Call for testers: New acpi_ibm driver

Nate Lawson nate at root.org
Tue May 31 14:43:10 PDT 2005


Markus Brueffer wrote:
> On Tuesday 31 May 2005 19:24, Nate Lawson wrote:
> 
>>Markus Brueffer wrote:
>>
>>>On Tuesday 31 May 2005 03:55, takawata at jp.freebsd.org wrote:
>>>
>>>>In message <200505301857.20346.markus at FreeBSD.org>, Markus Brueffer 
> 
> wrote:
> 
> [...]
> 
> 
>>>>>Support for more hotkeys by the hotkey sysctl (see manpage)
>>>>>Improved support of ACPI events, disabled by default.

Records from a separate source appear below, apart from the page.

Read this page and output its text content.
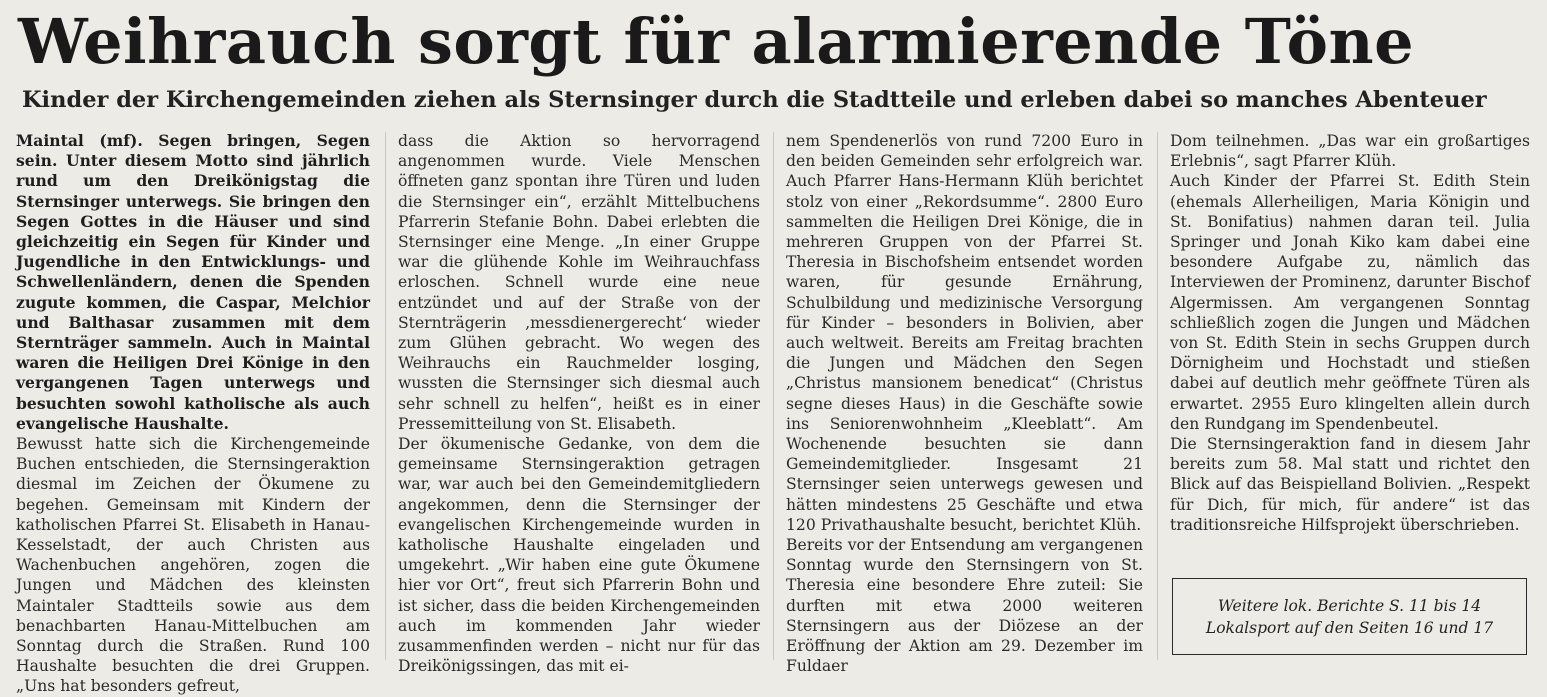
Weihrauch sorgt für alarmierende Töne
Kinder der Kirchengemeinden ziehen als Sternsinger durch die Stadtteile und erleben dabei so manches Abenteuer

Maintal (mf). Segen bringen, Segen sein. Unter diesem Motto sind jährlich rund um den Dreikönigstag die Sternsinger unterwegs. Sie bringen den Segen Gottes in die Häuser und sind gleichzeitig ein Segen für Kinder und Jugendliche in den Entwicklungs- und Schwellenländern, denen die Spenden zugute kommen, die Caspar, Melchior und Balthasar zusammen mit dem Sternträger sammeln. Auch in Maintal waren die Heiligen Drei Könige in den vergangenen Tagen unterwegs und besuchten sowohl katholische als auch evangelische Haushalte.

Bewusst hatte sich die Kirchengemeinde Buchen entschieden, die Sternsingeraktion diesmal im Zeichen der Ökumene zu begehen. Gemeinsam mit Kindern der katholischen Pfarrei St. Elisabeth in Hanau-Kesselstadt, der auch Christen aus Wachenbuchen angehören, zogen die Jungen und Mädchen des kleinsten Maintaler Stadtteils sowie aus dem benachbarten Hanau-Mittelbuchen am Sonntag durch die Straßen. Rund 100 Haushalte besuchten die drei Gruppen. „Uns hat besonders gefreut,

dass die Aktion so hervorragend angenommen wurde. Viele Menschen öffneten ganz spontan ihre Türen und luden die Sternsinger ein“, erzählt Mittelbuchens Pfarrerin Stefanie Bohn. Dabei erlebten die Sternsinger eine Menge. „In einer Gruppe war die glühende Kohle im Weihrauchfass erloschen. Schnell wurde eine neue entzündet und auf der Straße von der Sternträgerin ‚messdienergerecht‘ wieder zum Glühen gebracht. Wo wegen des Weihrauchs ein Rauchmelder losging, wussten die Sternsinger sich diesmal auch sehr schnell zu helfen“, heißt es in einer Pressemitteilung von St. Elisabeth.

Der ökumenische Gedanke, von dem die gemeinsame Sternsingeraktion getragen war, war auch bei den Gemeindemitgliedern angekommen, denn die Sternsinger der evangelischen Kirchengemeinde wurden in katholische Haushalte eingeladen und umgekehrt. „Wir haben eine gute Ökumene hier vor Ort“, freut sich Pfarrerin Bohn und ist sicher, dass die beiden Kirchengemeinden auch im kommenden Jahr wieder zusammenfinden werden – nicht nur für das Dreikönigssingen, das mit ei-

nem Spendenerlös von rund 7200 Euro in den beiden Gemeinden sehr erfolgreich war. Auch Pfarrer Hans-Hermann Klüh berichtet stolz von einer „Rekordsumme“. 2800 Euro sammelten die Heiligen Drei Könige, die in mehreren Gruppen von der Pfarrei St. Theresia in Bischofsheim entsendet worden waren, für gesunde Ernährung, Schulbildung und medizinische Versorgung für Kinder – besonders in Bolivien, aber auch weltweit. Bereits am Freitag brachten die Jungen und Mädchen den Segen „Christus mansionem benedicat“ (Christus segne dieses Haus) in die Geschäfte sowie ins Seniorenwohnheim „Kleeblatt“. Am Wochenende besuchten sie dann Gemeindemitglieder. Insgesamt 21 Sternsinger seien unterwegs gewesen und hätten mindestens 25 Geschäfte und etwa 120 Privathaushalte besucht, berichtet Klüh.

Bereits vor der Entsendung am vergangenen Sonntag wurde den Sternsingern von St. Theresia eine besondere Ehre zuteil: Sie durften mit etwa 2000 weiteren Sternsingern aus der Diözese an der Eröffnung der Aktion am 29. Dezember im Fuldaer

Dom teilnehmen. „Das war ein großartiges Erlebnis“, sagt Pfarrer Klüh.

Auch Kinder der Pfarrei St. Edith Stein (ehemals Allerheiligen, Maria Königin und St. Bonifatius) nahmen daran teil. Julia Springer und Jonah Kiko kam dabei eine besondere Aufgabe zu, nämlich das Interviewen der Prominenz, darunter Bischof Algermissen. Am vergangenen Sonntag schließlich zogen die Jungen und Mädchen von St. Edith Stein in sechs Gruppen durch Dörnigheim und Hochstadt und stießen dabei auf deutlich mehr geöffnete Türen als erwartet. 2955 Euro klingelten allein durch den Rundgang im Spendenbeutel.

Die Sternsingeraktion fand in diesem Jahr bereits zum 58. Mal statt und richtet den Blick auf das Beispielland Bolivien. „Respekt für Dich, für mich, für andere“ ist das traditionsreiche Hilfsprojekt überschrieben.

Weitere lok. Berichte S. 11 bis 14
Lokalsport auf den Seiten 16 und 17
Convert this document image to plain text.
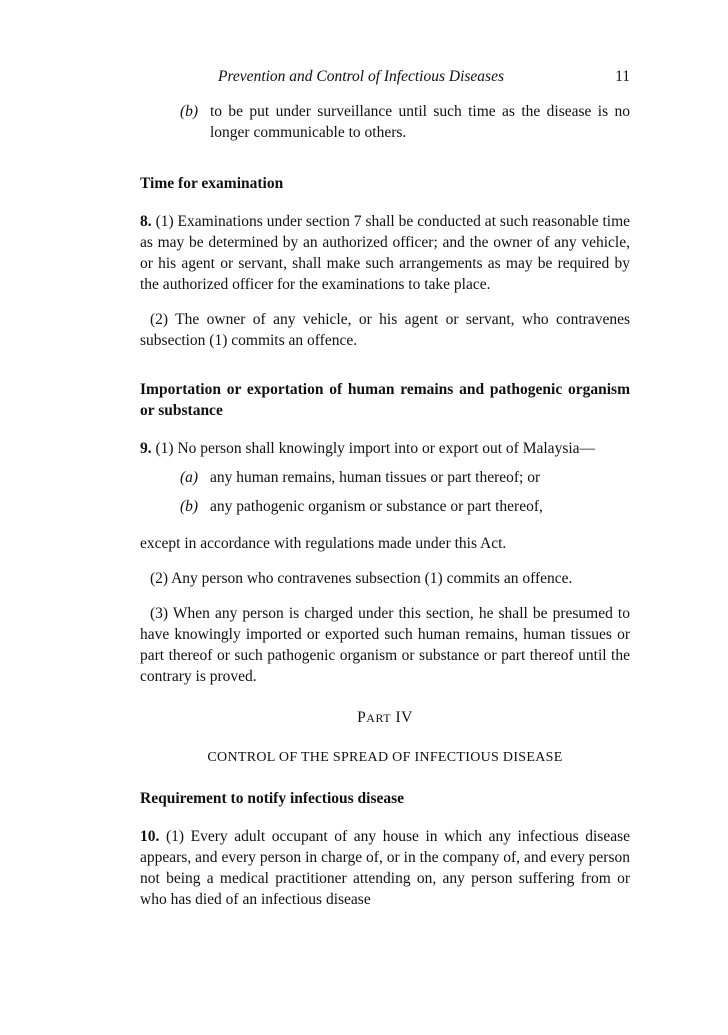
Prevention and Control of Infectious Diseases	11

(b) to be put under surveillance until such time as the disease is no longer communicable to others.

Time for examination

8. (1) Examinations under section 7 shall be conducted at such reasonable time as may be determined by an authorized officer; and the owner of any vehicle, or his agent or servant, shall make such arrangements as may be required by the authorized officer for the examinations to take place.

(2) The owner of any vehicle, or his agent or servant, who contravenes subsection (1) commits an offence.

Importation or exportation of human remains and pathogenic organism or substance

9. (1) No person shall knowingly import into or export out of Malaysia—

(a) any human remains, human tissues or part thereof; or

(b) any pathogenic organism or substance or part thereof,

except in accordance with regulations made under this Act.

(2) Any person who contravenes subsection (1) commits an offence.

(3) When any person is charged under this section, he shall be presumed to have knowingly imported or exported such human remains, human tissues or part thereof or such pathogenic organism or substance or part thereof until the contrary is proved.

PART IV

CONTROL OF THE SPREAD OF INFECTIOUS DISEASE

Requirement to notify infectious disease

10. (1) Every adult occupant of any house in which any infectious disease appears, and every person in charge of, or in the company of, and every person not being a medical practitioner attending on, any person suffering from or who has died of an infectious disease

You can enable
>>>>>it by setting the events sysctl to 1 (on my T41p there are now 24
>>>>>different keypress events that get reported)
>>>>>write support for: volume, mute, brightness and thinklight
>>>>
>>>>Is it ok to  touch EC? I know the two way of impliment it.
>>>>One is modifying RTC register, another is using SMI interface
>>>>via ACPI control method.
>>>
>>>Writing to the EC directly is nothing more that accessing the locations
>>>via acpi_SetInteger. While I would highly prefer the latter method, the
>>>problem is, that several places of the EC in the DSDT aren't even named
>>>or only named on some models.
>>
>>Please do not read/write directly from EC space.  A better way is to use
>>the EC device methods I added recently.  This uses proper locking for
>>requests and will work concurrently with other EC users (say, cmbat):
>>
>>     device_t dev;
>>
>>     dev = devclass_get_device(devclass_find("acpi_ec"), 0);
>>     if (dev == NULL)
>>         error, EC not present -- check this during probe and fail
>>         if error
>>
>>     error = ACPI_EC_WRITE(dev, address, buffer, len);
>>
>>or ACPI_EC_READ().  "address" is from 0-255 (8 bit addresses in EC
>>space) and buffer is a pointer to data to write or read.
> 
> 
> That's what I meant by "directly". The driver uses exactly that way.
> 
> Markus
> 

Thanks, that is the correct way.  I didn't have time to review your patch.